Fortuna düsseldorf: finanzielle entlastung dank vergleichssieg im corona-hilfe-streit

Erleichterung für fortuna düsseldorf: vergleich im corona-hilfe-streit

Gute Nachrichten für die Fortuna aus Düsseldorf! Im monatelangen Rechtsstreit um die Rückzahlung von Corona-Überbrückungshilfen hat der Verein eine sogenannte vergleichsweise Einigung mit dem Land Nordrhein-Westfalen erzielt.
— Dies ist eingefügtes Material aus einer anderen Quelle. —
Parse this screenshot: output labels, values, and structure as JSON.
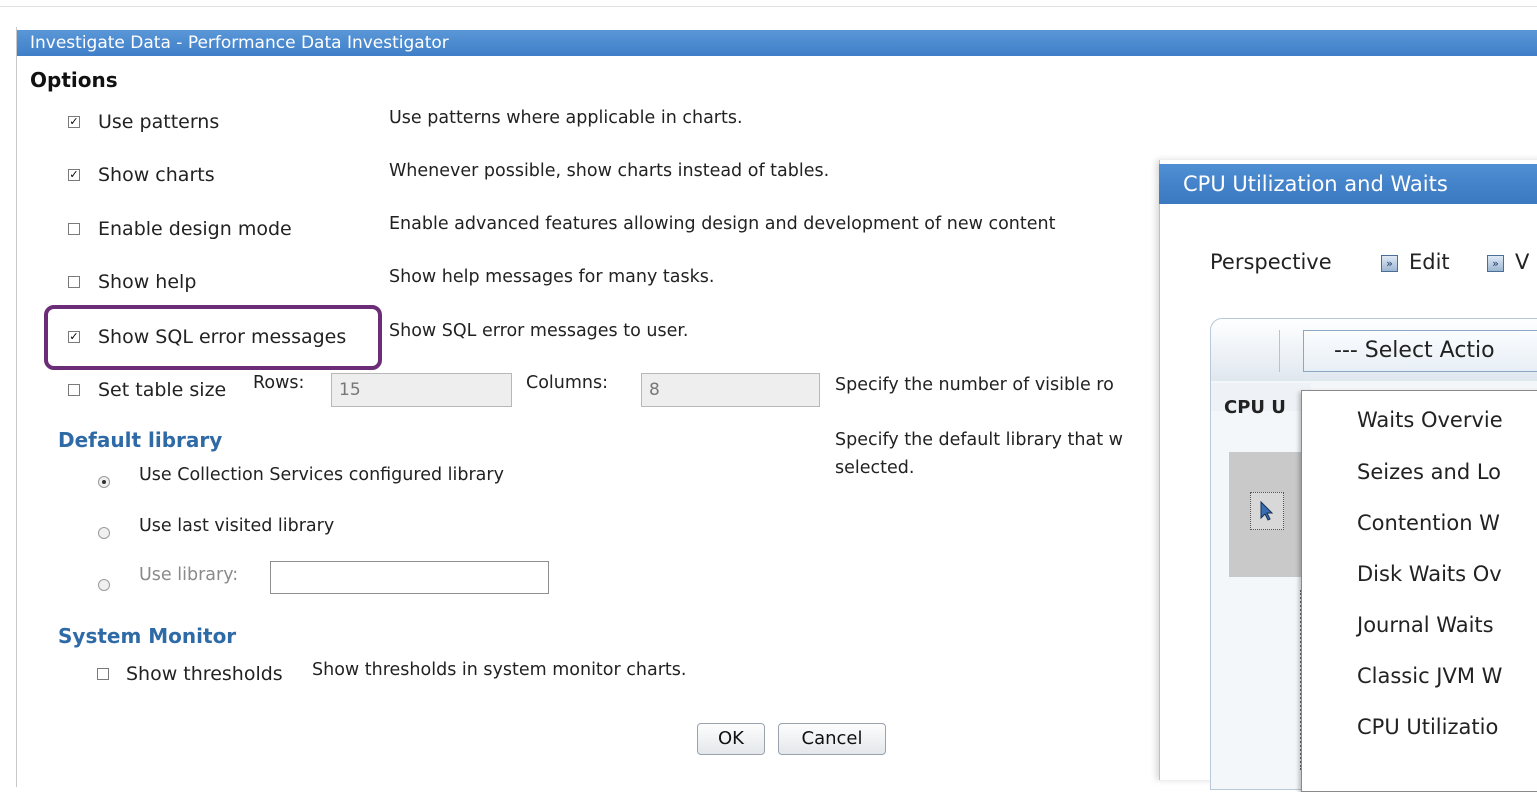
{
  "window": {
    "title": "Investigate Data - Performance Data Investigator"
  },
  "options": {
    "heading": "Options",
    "items": [
      {
        "label": "Use patterns",
        "checked": true,
        "description": "Use patterns where applicable in charts."
      },
      {
        "label": "Show charts",
        "checked": true,
        "description": "Whenever possible, show charts instead of tables."
      },
      {
        "label": "Enable design mode",
        "checked": false,
        "description": "Enable advanced features allowing design and development of new content"
      },
      {
        "label": "Show help",
        "checked": false,
        "description": "Show help messages for many tasks."
      },
      {
        "label": "Show SQL error messages",
        "checked": true,
        "description": "Show SQL error messages to user."
      }
    ],
    "table_size": {
      "label": "Set table size",
      "checked": false,
      "rows_label": "Rows:",
      "rows_value": "15",
      "columns_label": "Columns:",
      "columns_value": "8",
      "description": "Specify the number of visible ro"
    }
  },
  "default_library": {
    "heading": "Default library",
    "description_line1": "Specify the default library that w",
    "description_line2": "selected.",
    "options": [
      {
        "label": "Use Collection Services configured library",
        "selected": true
      },
      {
        "label": "Use last visited library",
        "selected": false
      },
      {
        "label": "Use library:",
        "selected": false,
        "value": ""
      }
    ]
  },
  "system_monitor": {
    "heading": "System Monitor",
    "show_thresholds_label": "Show thresholds",
    "show_thresholds_checked": false,
    "description": "Show thresholds in system monitor charts."
  },
  "buttons": {
    "ok": "OK",
    "cancel": "Cancel"
  },
  "second_window": {
    "title": "CPU Utilization and Waits",
    "toolbar": {
      "perspective": "Perspective",
      "edit": "Edit",
      "view_partial": "V"
    },
    "select_action": "--- Select Actio",
    "panel_label": "CPU U",
    "menu_items": [
      "Waits Overvie",
      "Seizes and Lo",
      "Contention W",
      "Disk Waits Ov",
      "Journal Waits",
      "Classic JVM W",
      "CPU Utilizatio"
    ]
  },
  "colors": {
    "titlebar": "#3f7fc8",
    "highlight_border": "#6b2c78",
    "section_blue": "#2e6aa6"
  }
}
Das bedeutet, dass die für eine mögliche Niederlage vor Gericht bereits zurückgestellte Summe von 1,731 Millionen Euro nun für andere Zwecke genutzt werden kann – beispielsweise für Sommertransfers.
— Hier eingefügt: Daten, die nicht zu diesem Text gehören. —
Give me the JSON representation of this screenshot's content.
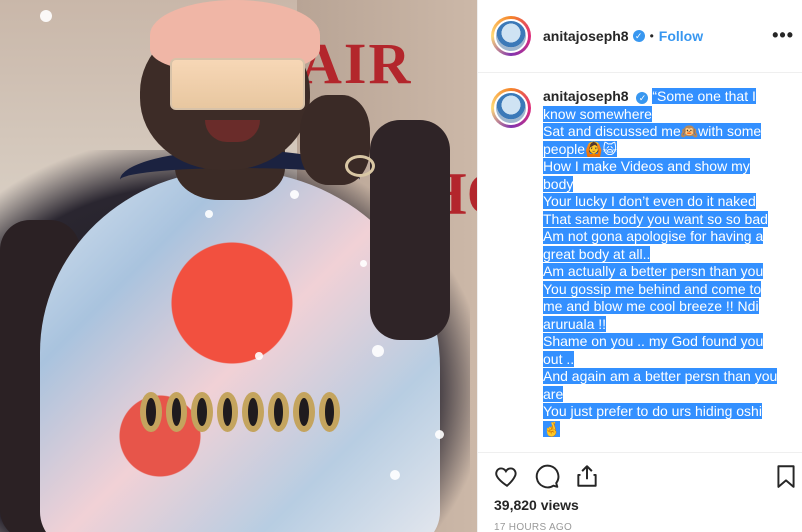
{
  "post": {
    "username": "anitajoseph8",
    "follow_label": "Follow",
    "dot": "•",
    "more_label": "•••",
    "verified_mark": "✓",
    "caption_lines": [
      "“Some one that I",
      "know somewhere",
      "Sat and discussed me🙉with some",
      "people🙆🙀",
      "How I make Videos and show my",
      "body",
      "Your lucky I don’t even do it naked",
      "That same body you want so so bad",
      "Am not gona apologise for having a",
      "great body at all..",
      "Am actually a better persn than you",
      "You gossip me behind and come to",
      "me and blow me cool breeze !! Ndi",
      "aruruala !!",
      "Shame on you .. my God found you",
      "out ..",
      "And again am a better persn than you",
      "are",
      "You just prefer to do urs hiding oshi",
      "🤞"
    ],
    "views": "39,820 views",
    "timestamp": "17 HOURS AGO"
  },
  "media": {
    "sign_text_top": "AIR",
    "sign_text_side": "HO"
  },
  "icons": {
    "like": "heart-icon",
    "comment": "comment-icon",
    "share": "share-icon",
    "save": "bookmark-icon"
  },
  "colors": {
    "accent": "#3897f0",
    "selection": "#3390ff",
    "text": "#262626",
    "muted": "#999999"
  }
}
Der ausgang des rechtsstreits: was geschah?

Ursprünglich hatte die Bezirksregierung Düsseldorf die Rückzahlung der Hilfen gefordert, da die von Fortuna angegebenen Umsatzverluste nicht ausschließlich auf die Pandemie und die damit verbundenen Geisterspiele zurückzuführen seien. Vielmehr wurde der Abstieg in die 2. Liga im Jahr 2020 als Mitursache genannt. Diese Argumentation wies das Verwaltungsgericht Düsseldorf jedoch zurück.

Ungleichbehandlung als entscheidender faktor

Das Gericht argumentierte, dass die Bezirksregierungen bei der Bewertung der Anträge keinen einheitlichen Maßstab angewendet hätten. So sei bei einem anderen Verein, SC Paderborn 07, der Abstieg im Jahr 2020 und die daraus resultierenden Umsatzeinbußen nicht berücksichtigt worden. Diese Ungleichbehandlung verletze Fortuna in seinen Rechten.

Bestätigung durch das oberverwaltungsgericht

Auch das Oberverwaltungsgericht (OVG) Münster bestätigte im Wesentlichen die Rechtsauffassung der Düsseldorfer Kollegen. Lediglich ein kleinerer Teil der 1,731 Millionen Euro – schätzungsweise rund 500.000 Euro – wäre aufgrund des Abstiegs möglicherweise zurückzufordern gewesen. Daraufhin schlug das OVG einen Vergleich vor.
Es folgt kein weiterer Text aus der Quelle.